New York: In a counterintuitive finding, researchers have discovered that blocking a protein that is crucial to initiating the immune response against viral infections may actually help combat HIV.
Temporarily blocking a type of protein, called Type-I interferon, can restore immune function and speed up viral suppression during treatment with anti-viral drugs for people with chronic infection of the virus that causes AIDS, suggests the study conducted in animals
This is the first study to show the role that type I interferon plays in driving the body’s immune destruction during HIV infection, said senior author of the study Scott Kitchen, Associate Professor at David Geffen School of Medicine, University of California, Los Angeles.
“This finding is completely counterintuitive, because many believe that the more interferon at work, the better,” Kitchen said.
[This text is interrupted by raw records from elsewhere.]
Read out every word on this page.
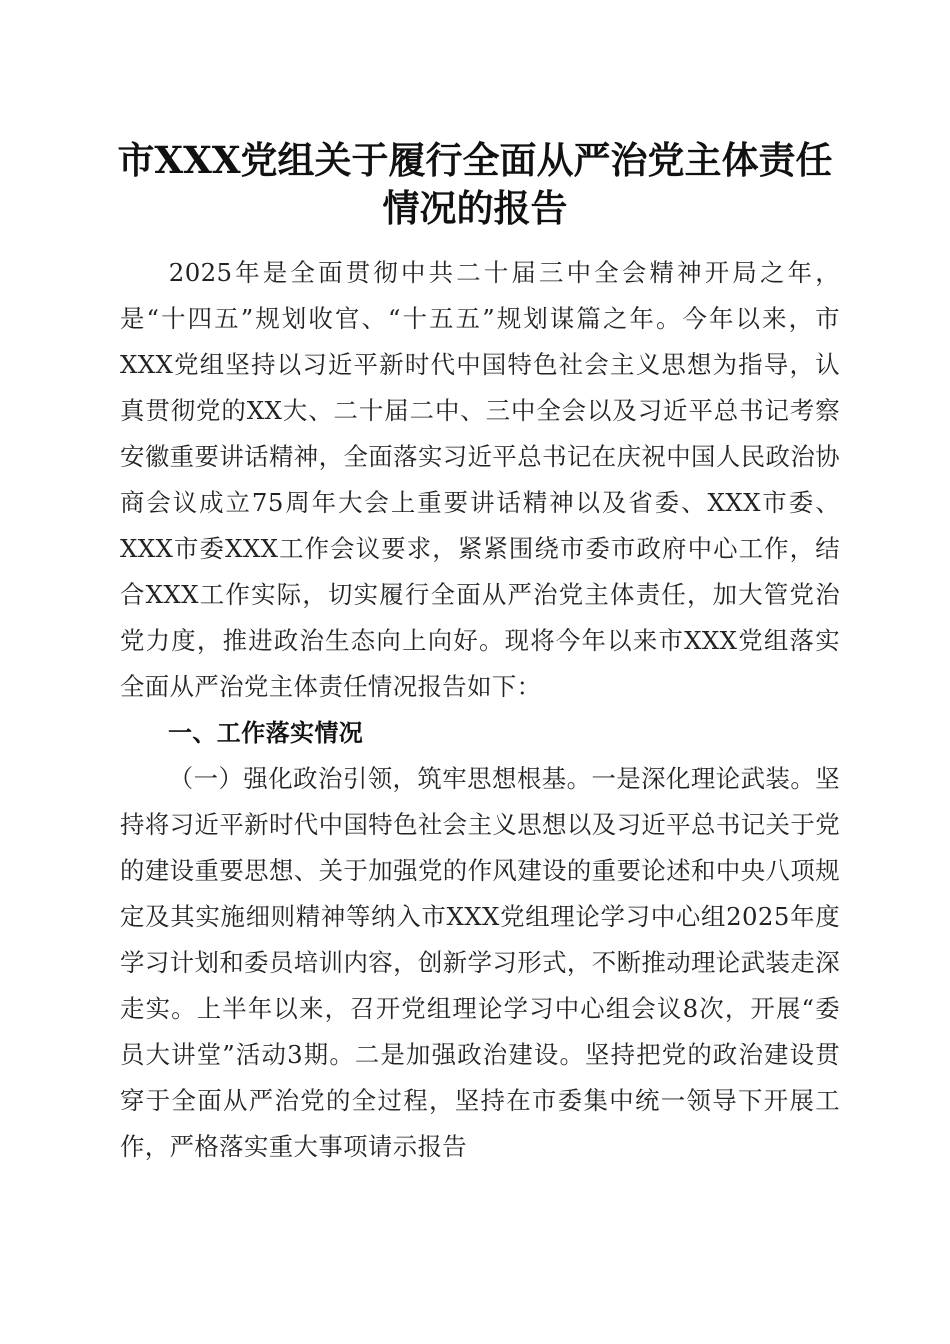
市XXX党组关于履行全面从严治党主体责任
情况的报告

2025年是全面贯彻中共二十届三中全会精神开局之年，是“十四五”规划收官、“十五五”规划谋篇之年。今年以来，市XXX党组坚持以习近平新时代中国特色社会主义思想为指导，认真贯彻党的XX大、二十届二中、三中全会以及习近平总书记考察安徽重要讲话精神，全面落实习近平总书记在庆祝中国人民政治协商会议成立75周年大会上重要讲话精神以及省委、XXX市委、XXX市委XXX工作会议要求，紧紧围绕市委市政府中心工作，结合XXX工作实际，切实履行全面从严治党主体责任，加大管党治党力度，推进政治生态向上向好。现将今年以来市XXX党组落实全面从严治党主体责任情况报告如下：

一、工作落实情况

（一）强化政治引领，筑牢思想根基。一是深化理论武装。坚持将习近平新时代中国特色社会主义思想以及习近平总书记关于党的建设重要思想、关于加强党的作风建设的重要论述和中央八项规定及其实施细则精神等纳入市XXX党组理论学习中心组2025年度学习计划和委员培训内容，创新学习形式，不断推动理论武装走深走实。上半年以来，召开党组理论学习中心组会议8次，开展“委员大讲堂”活动3期。二是加强政治建设。坚持把党的政治建设贯穿于全面从严治党的全过程，坚持在市委集中统一领导下开展工作，严格落实重大事项请示报告
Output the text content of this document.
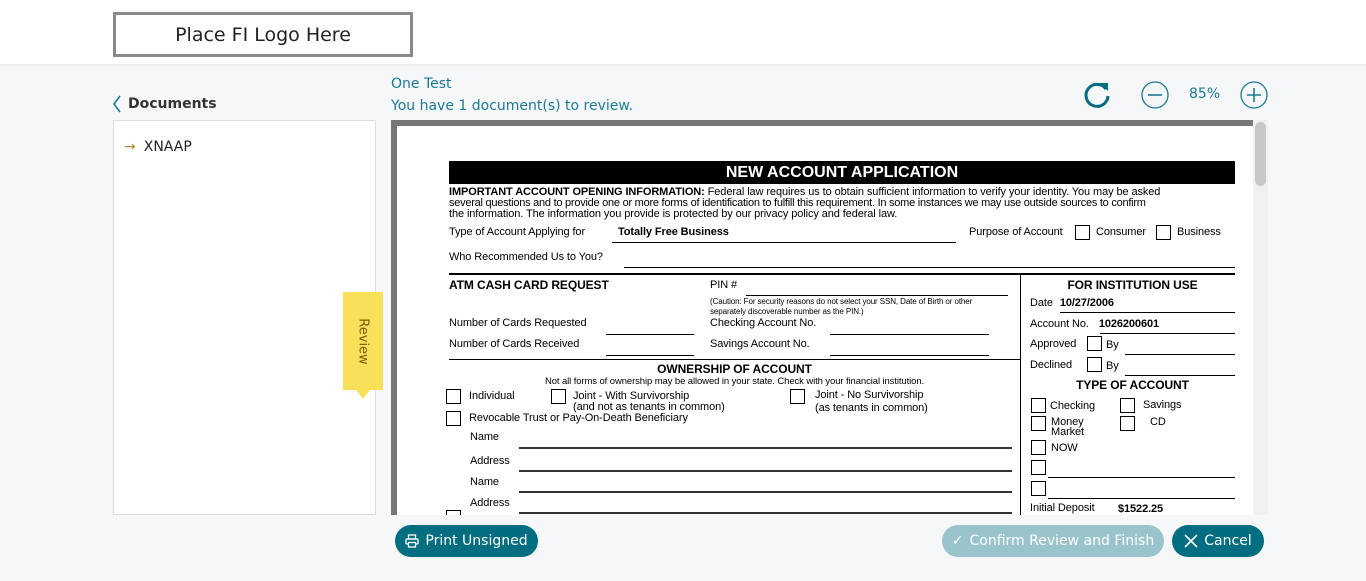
Place FI Logo Here
Documents
→ XNAAP
Review
One Test
You have 1 document(s) to review.
85%
NEW ACCOUNT APPLICATION
IMPORTANT ACCOUNT OPENING INFORMATION: Federal law requires us to obtain sufficient information to verify your identity. You may be asked
several questions and to provide one or more forms of identification to fulfill this requirement. In some instances we may use outside sources to confirm
the information. The information you provide is protected by our privacy policy and federal law.
Type of Account Applying for	Totally Free Business	Purpose of Account	Consumer	Business
Who Recommended Us to You?
ATM CASH CARD REQUEST	PIN #
(Caution: For security reasons do not select your SSN, Date of Birth or other
separately discoverable number as the PIN.)
Number of Cards Requested	Checking Account No.
Number of Cards Received	Savings Account No.
FOR INSTITUTION USE
Date 10/27/2006
Account No. 1026200601
Approved	By
Declined	By
TYPE OF ACCOUNT
Checking	Savings
Money
Market
CD
NOW
Initial Deposit $1522.25
OWNERSHIP OF ACCOUNT
Not all forms of ownership may be allowed in your state. Check with your financial institution.
Individual	Joint - With Survivorship
(and not as tenants in common)
Joint - No Survivorship
(as tenants in common)
Revocable Trust or Pay-On-Death Beneficiary
Name
Address
Name
Address
Print Unsigned	✓ Confirm Review and Finish	Cancel
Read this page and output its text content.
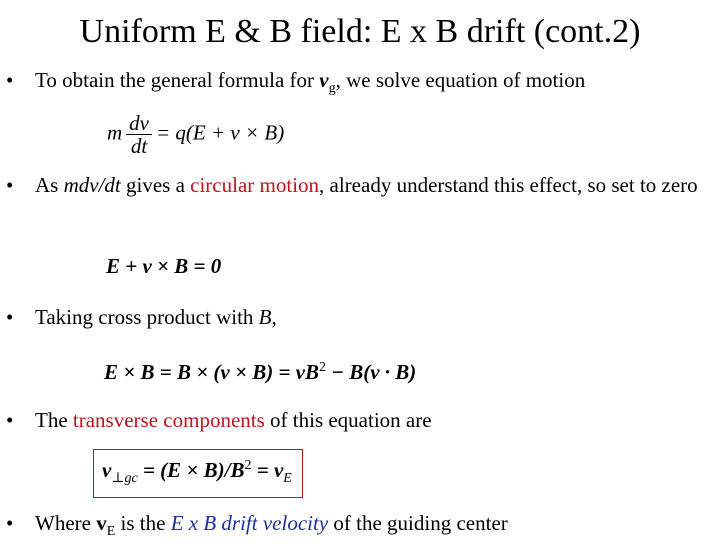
Uniform E & B field: E x B drift (cont.2)
• To obtain the general formula for $v_g$, we solve equation of motion
m $\frac{dv}{dt} = q(E + v \times B)$
• As mdv/dt gives a circular motion, already understand this effect, so set to zero
E + v × B = 0
• Taking cross product with B,
$E \times B = B \times (v \times B) = vB^2 - B(v \cdot B)$
• The transverse components of this equation are
$v_{\perp gc} = (E \times B)/B^2 = v_E$
• Where $v_E$ is the E x B drift velocity of the guiding center
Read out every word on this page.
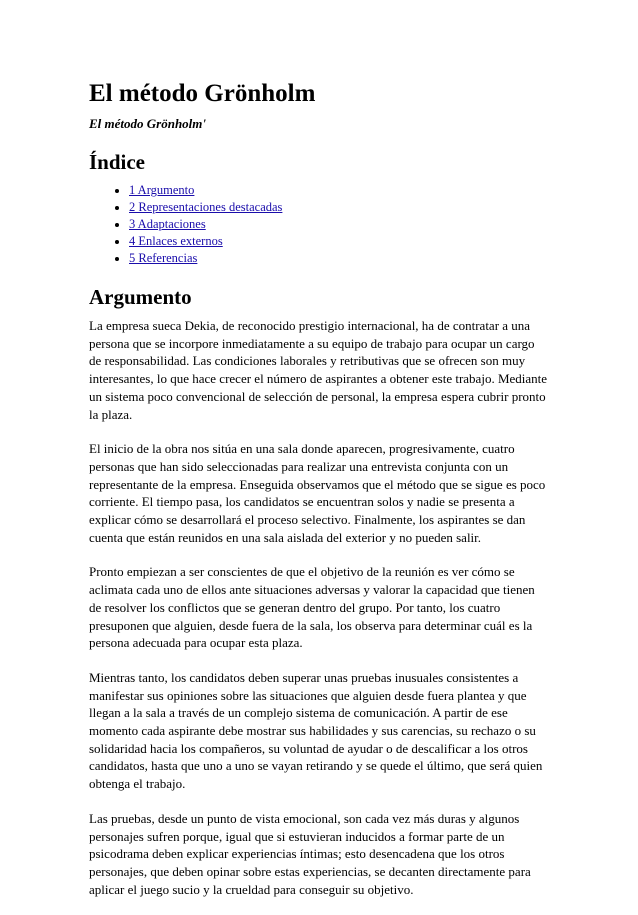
El método Grönholm
El método Grönholm'
Índice
• 1 Argumento
• 2 Representaciones destacadas
• 3 Adaptaciones
• 4 Enlaces externos
• 5 Referencias
Argumento

La empresa sueca Dekia, de reconocido prestigio internacional, ha de contratar a una persona que se incorpore inmediatamente a su equipo de trabajo para ocupar un cargo de responsabilidad. Las condiciones laborales y retributivas que se ofrecen son muy interesantes, lo que hace crecer el número de aspirantes a obtener este trabajo. Mediante un sistema poco convencional de selección de personal, la empresa espera cubrir pronto la plaza.

El inicio de la obra nos sitúa en una sala donde aparecen, progresivamente, cuatro personas que han sido seleccionadas para realizar una entrevista conjunta con un representante de la empresa. Enseguida observamos que el método que se sigue es poco corriente. El tiempo pasa, los candidatos se encuentran solos y nadie se presenta a explicar cómo se desarrollará el proceso selectivo. Finalmente, los aspirantes se dan cuenta que están reunidos en una sala aislada del exterior y no pueden salir.

Pronto empiezan a ser conscientes de que el objetivo de la reunión es ver cómo se aclimata cada uno de ellos ante situaciones adversas y valorar la capacidad que tienen de resolver los conflictos que se generan dentro del grupo. Por tanto, los cuatro presuponen que alguien, desde fuera de la sala, los observa para determinar cuál es la persona adecuada para ocupar esta plaza.

Mientras tanto, los candidatos deben superar unas pruebas inusuales consistentes a manifestar sus opiniones sobre las situaciones que alguien desde fuera plantea y que llegan a la sala a través de un complejo sistema de comunicación. A partir de ese momento cada aspirante debe mostrar sus habilidades y sus carencias, su rechazo o su solidaridad hacia los compañeros, su voluntad de ayudar o de descalificar a los otros candidatos, hasta que uno a uno se vayan retirando y se quede el último, que será quien obtenga el trabajo.

Las pruebas, desde un punto de vista emocional, son cada vez más duras y algunos personajes sufren porque, igual que si estuvieran inducidos a formar parte de un psicodrama deben explicar experiencias íntimas; esto desencadena que los otros personajes, que deben opinar sobre estas experiencias, se decanten directamente para aplicar el juego sucio y la crueldad para conseguir su objetivo.
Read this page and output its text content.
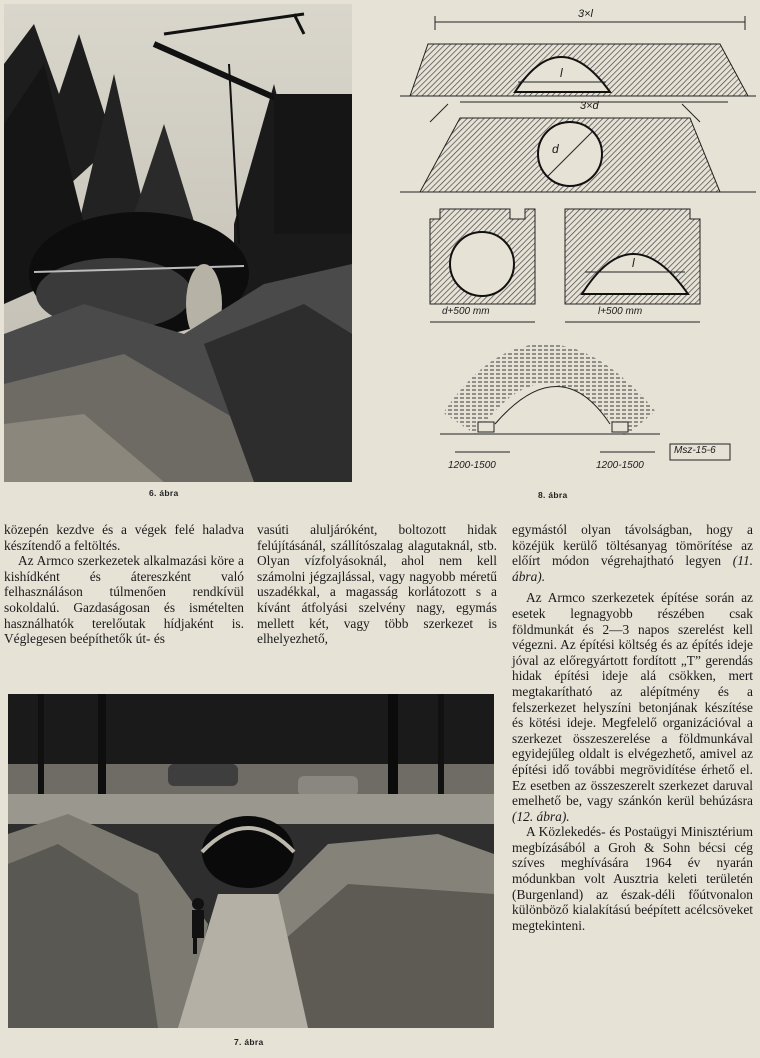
6. ábra
3×l
l
3×d
d
l
d+500 mm	l+500 mm
1200-1500	1200-1500
Msz-15-6
8. ábra

közepén kezdve és a végek felé haladva készítendő a feltöltés.

Az Armco szerkezetek alkalmazási köre a kishídként és átereszként való felhasználáson túlmenően rendkívül sokoldalú. Gazdaságosan és ismételten használhatók terelőutak hídjaként is. Véglegesen beépíthetők út- és

vasúti aluljáróként, boltozott hidak felújításánál, szállítószalag alagutaknál, stb. Olyan vízfolyásoknál, ahol nem kell számolni jégzajlással, vagy nagyobb méretű uszadékkal, a magasság korlátozott s a kívánt átfolyási szelvény nagy, egymás mellett két, vagy több szerkezet is elhelyezhető,

7. ábra

egymástól olyan távolságban, hogy a közéjük kerülő töltésanyag tömörítése az előírt módon végrehajtható legyen (11. ábra).

Az Armco szerkezetek építése során az esetek legnagyobb részében csak földmunkát és 2—3 napos szerelést kell végezni. Az építési költség és az építés ideje jóval az előregyártott fordított „T” gerendás hidak építési ideje alá csökken, mert megtakarítható az alépítmény és a felszerkezet helyszíni betonjának készítése és kötési ideje. Megfelelő organizációval a szerkezet összeszerelése a földmunkával egyidejűleg oldalt is elvégezhető, amivel az építési idő további megrövidítése érhető el. Ez esetben az összeszerelt szerkezet daruval emelhető be, vagy szánkón kerül behúzásra (12. ábra).

A Közlekedés- és Postaügyi Minisztérium megbízásából a Groh & Sohn bécsi cég szíves meghívására 1964 év nyarán módunkban volt Ausztria keleti területén (Burgenland) az észak-déli főútvonalon különböző kialakítású beépített acélcsöveket megtekinteni.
“We show that the type of interferon being produced during chronic stages of HIV infection has detrimental effects on the body’s ability to fight off HIV and other types of infection or cancer and could actually be contributing to accelerated HIV disease,” Kitchen noted.
For the study, the researchers used “humanised mice,” which have had their immune systems replaced with human immune system cells, thymus tissue and bone marrow.
They treated HIV-infected mice with antibodies that blocked Type-I interferons, which allowed the mice’s immune systems to revert from the state of exhaustion.
This made it possible for their immune systems to produce sufficient amounts of CD8 T cells that were primed to attack and kill HIV-infected cells.
When combined with antiretroviral therapy, the treatment accelerated the effect of antiretroviral therapy in suppressing HIV, according to the study published in the Journal of Clinical Investigation.
“We found — counterintuitively — that blocking this immune response against the virus had beneficial effects in lowering the amounts of virus and increasing the ability of the immune response to clear out the virus,” Kitchen said.